Pawan Solanki, correspondant communautaire de Video Volunteers et dont la propre famille tribale a été délogée des rives de la Narmada, explique :

Our culture worships nature and its elements as divine. Over the time, we’ve replaced these gods with others and have forgotten the importance of nature in our lives. But we depend on the environment for food, livelihood and shelter.

Dans notre culture, la nature et ses éléments sont divins. Avec le temps, nous avons remplacé ces dieux par d'autres et nous avons oublié l'importance de la nature dans nos vies. Mais nous dépendons de l'environnement pour notre nourriture, notre subsistance et notre logement.

Pawan Solanki a tourné ce reportage vidéo pour Video Volunteers :

Selon le reportage de Pawan, les Adivasi considèrent Rani Kajal Mata comme leur protectrice, prient la déesse de les protéger et lui posent des questions sur leurs problèmes.

En invoquant Rani Kajal Mata pendant le festival, les anciens des tribus de Barwani veulent rappeler aux jeunes générations leur dépendance à la nature et leur besoin de la protéger. Ils tentent également de raviver la lutte pour regagner de l'eau, de la forêt et des terres (jal, jungle, zamin).

Our ancestors could bring water to dry land by singing. A choki (ritual) could end a pandemic disease. These simple ways kept our communities happy.

Nos ancêtres pouvaient apporter de l'eau vers des terres sèches en chantant. Un choki (rituel) pouvait arrêter une épidémie. Ces modes de vie simples ont rendu nos communautés heureuses.

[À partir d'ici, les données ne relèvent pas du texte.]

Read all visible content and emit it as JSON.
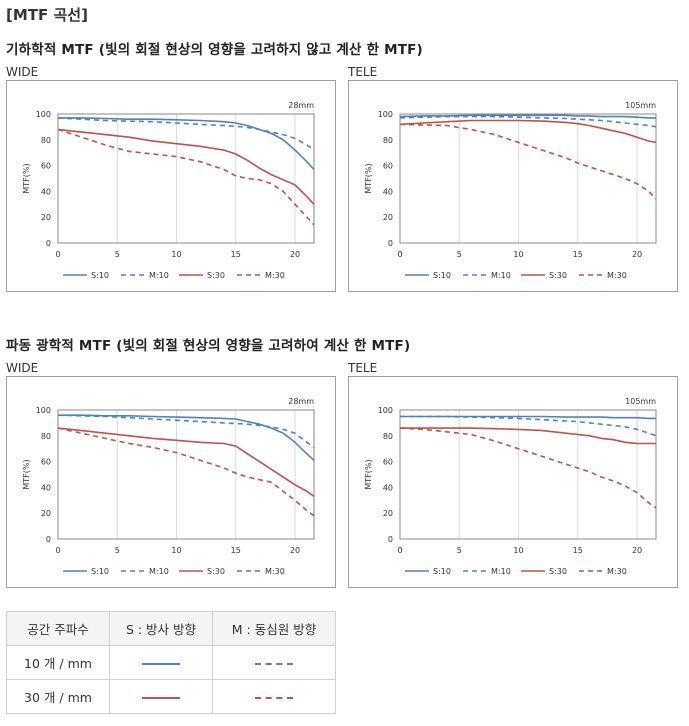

Les craintes de ces communautés quant à l'environnement se sont avérées prémonitoires : appauvries et rendues vulnérables, elles ont payé le prix de la dégradation de l'environnement et de l'appauvrissement des ressources naturelles.

Les anciens voient leurs moyens de subsistance drainés et leur identité érodée par l'impact de ces dégradations. Ces communautés sont enfermées dans un cercle vicieux de famine et d'endettement, en conséquence de quoi les membres des jeunes générations sont obligés de migrer à travers le pays, ne trouvant souvent que des emplois dangereux et mal payés. La migration elle-même a dilué leur identité tribale individuelle et a aliéné ces gens de leurs modes de vie durables.

“À cause des migrations, nos frères et sœurs vont dans les villes et perdent la fierté de leur identité personnelle. Ils imaginent qu'être issu d'une tribu est être inférieur”, explique Pawan. Le festival célèbre cette identité unique à travers les arts et la culture; les participants racontent des histoires qui reflètent l'histoire orale générationnelle, et invoquent l'ancienne déesse par des prières.

Le rassemblement sert également de point de rencontre pour les milliers d'habitants des villages du district de Barwani qui se battent pour leurs droits au sein du mouvement écologique et social Narmada Bachao Andolan [Mouvement pour sauver la Narmada]. “Les gens viennent pour trois jours. Ils se réunissent et discutent de nouvelles stratégies, apprennent les uns des autres de nouvelles solutions et se tiennent au courant du progrès général”, dit Pawan. Bien que les anciens y aient été actifs, l'intérêt des plus jeunes dans ce mouvement se tarit. Pawan pense que ce festival peut être un moyen d'attirer plus de jeunes gens à joindre le combat de leur communauté pour protéger et préserver l'environnement, et donc leur propre identité.

Les correspondants communautaires de Video Volunteers sont originaires de communautés indiennes marginalisées et produisent des reportages sur des événements non-médiatisés. Ces reportages sont des “actualités racontées par leur protagonistes”. Ils offrent une vision ultra-locale des défis liés aux droits de l'homme et au développement mondial.